This is not a contradiction to that, but I think it was Feynman who said that if you can’t explain your topic to a layperson, then maybe you don’t understand it as well as you think. That, too, I consider an overstatement, because some stuff just is complicated. But my experience (teaching at uni) tells me that what appears intuitive to one person (A) can be completely random to someone else (B), but that there is likely another way of phrasing the same thing which makes it very obvious to B (while A might be wondering why you’d phrase it in such a funny way…).
Applied to the issue at hand (and actually to the filmic module, too, which has some people, including myself, guessing a lot, and guessing wrong): I think the same operations could be presented/explained in a way which could allow more people to develop an intuition for how they work, what will happen if they pull a certain slider, and which sliders they should pull to get a certain result. Often, the key to this lies in unstated assumptions which one person considers too obvious to mention, and another to obscure to consider.
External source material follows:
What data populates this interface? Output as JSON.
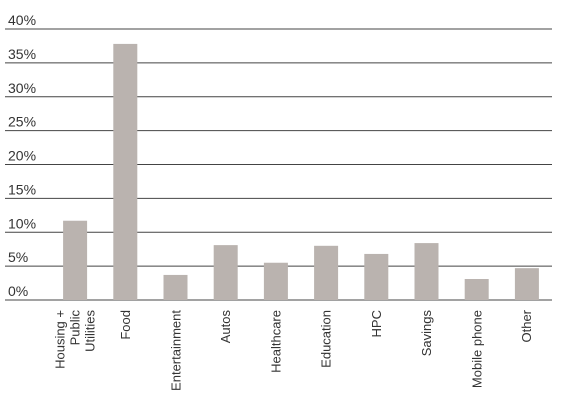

When I write a paper and I get a “stupid” remark by some reviewer who didn’t understand what the point of the paper was: I can’t deal with that by explaining to the reviewer that they’re wrong (even though they probably are!) – this is a sign that the point of the paper was not clear enough, and I need to rephrase it to make sure people get it. I find this the hardest and often most tedious part of my work but unless I explain what I do and people can understand and appreciate it, I’m not really done.